Gov. Andrew Cuomo is warning that the federal government is repeating its past mistakes by not acting quickly enough to confront the spread of a new, more infectious variant of the coronavirus. “Right now, this variant from the U.K. is getting on a plane and flying to J.F.K.,” Cuomo told reporters Sunday. “Doing nothing is negligent.”

Scientists say that 5% of recent cases in Europe are tied to the mutated coronavirus. Each passing day makes it more likely that the variant, which has not yet been detected in the U.S., will spread here. “This is what happened in the spring,” said Cuomo, who is calling on the federal government to either test passengers arriving from the U.K. or ban flights from the country. “It’s serious,” Cuomo told reporters Monday. “No action is just not a viable option for us in New York.” British Airways has already agreed to the governor’s request to require travelers to show a negative coronavirus test before they board flights to New York.

Some European countries are already restricting travel from the U.K., where the emergence of the mutated virus has triggered a tightening of lockdown measures in England. President Donald Trump, however, has yet to announce any new public health measures despite worries of how a more infectious coronavirus might give the pandemic new life just as the vaccine distribution process begins.

This new variant could be as much as 70% more transmissible than other forms of the coronavirus, according to a Dec. 20 threat assessment from the European Union. “There is no indication at this point of increased infection severity associated with the new variant,” according to the report, which added that cases have been identified in Denmark, the Netherlands and possibly Belgium.

While the new variant could make the ongoing surge of COVID-19 cases even worse than expected in the coming months, scientists have yet to definitely answer several important questions about this new variant.

New variant can more easily infect human cells

The new variant of the coronavirus contains several mutations that appear to make it easier for protein spikes on the surface of the coronavirus to poke inside human cells and reproduce. The correlation between the prevalence of the variant in southern England and a recent surge of cases there suggest these mutations are helping the coronavirus spread more easily. Recent research in mice also backs up that idea.

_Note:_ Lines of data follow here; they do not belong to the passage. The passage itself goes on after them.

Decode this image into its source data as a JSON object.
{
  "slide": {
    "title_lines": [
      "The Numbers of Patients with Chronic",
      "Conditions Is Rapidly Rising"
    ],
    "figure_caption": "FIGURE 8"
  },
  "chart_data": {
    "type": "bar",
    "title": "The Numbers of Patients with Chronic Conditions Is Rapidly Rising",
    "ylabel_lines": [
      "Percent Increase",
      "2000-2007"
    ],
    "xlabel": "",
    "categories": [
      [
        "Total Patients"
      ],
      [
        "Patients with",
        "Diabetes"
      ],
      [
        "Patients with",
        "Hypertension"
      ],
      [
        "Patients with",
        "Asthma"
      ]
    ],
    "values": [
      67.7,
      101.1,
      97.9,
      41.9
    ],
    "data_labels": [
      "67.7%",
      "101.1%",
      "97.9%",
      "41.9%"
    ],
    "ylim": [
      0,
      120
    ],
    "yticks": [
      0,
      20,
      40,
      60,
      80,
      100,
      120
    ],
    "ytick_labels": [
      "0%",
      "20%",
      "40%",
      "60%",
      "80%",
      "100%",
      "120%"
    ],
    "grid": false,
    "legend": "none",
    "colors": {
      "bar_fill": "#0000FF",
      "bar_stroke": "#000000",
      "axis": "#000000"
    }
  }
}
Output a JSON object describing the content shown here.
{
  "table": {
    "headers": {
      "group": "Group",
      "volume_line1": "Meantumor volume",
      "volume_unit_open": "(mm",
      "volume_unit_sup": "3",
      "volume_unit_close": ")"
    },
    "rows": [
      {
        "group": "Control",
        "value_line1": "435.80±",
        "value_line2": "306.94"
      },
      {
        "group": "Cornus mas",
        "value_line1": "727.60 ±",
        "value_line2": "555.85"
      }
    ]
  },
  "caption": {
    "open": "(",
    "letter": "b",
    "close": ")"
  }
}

While this means that the new variant could boost the virus’s reproduction rate, viral mutations happen all the time. “It is premature to jump to conclusions about the new virus variant identified in the U.K.,” said Dr. Wafaa El-Sadr, a professor of epidemiology at the Columbia University Mailman School of Public Health. “This will require careful scientific research to link the rise in (the) number of COVID-19 cases in the U.K. to the virus being more transmissible.”

Containing the new variant will not be easy

Public health officials in the European Union have six recommendations for containing the spread of the coronavirus. This includes asking officials to track the spread of the variant, isolate confirmed cases and leveraging current testing to detect its prevalence. Experts say the best way to keep it from getting out of control, however, might not depend so much on new travel bans or advanced biotech, but old-fashioned public health measures like wearing masks and social distancing. “The importance of strict adherence to non-pharmaceutical interventions according to national policies needs to be communicated to the public, and in particular guidance on the avoidance of non-essential travel and social activities should be stressed,” reads the European Union assessment.

A true threat?

Two new vaccines developed by the pharmaceutical companies Pfizer and Moderna rely on technology that makes the human body produce the spike proteins from the coronavirus to teach the human immune system to recognize the full coronavirus when it enters the body. One expert told Science that with vaccines being rolled out, variants that help the virus thrive could become more prevalent. That could help the coronavirus overcome the nearly perfect immunity offered by these new vaccines, but no one knows for sure. “It stands to reason that this mutation isn’t a threat,” Dr. Nelson Michael, director of the Center for Infectious Diseases Research at Walter Reed Army Institute of Research, told CNN this weekend. “But you never know. We still have to be diligent and continue to look.”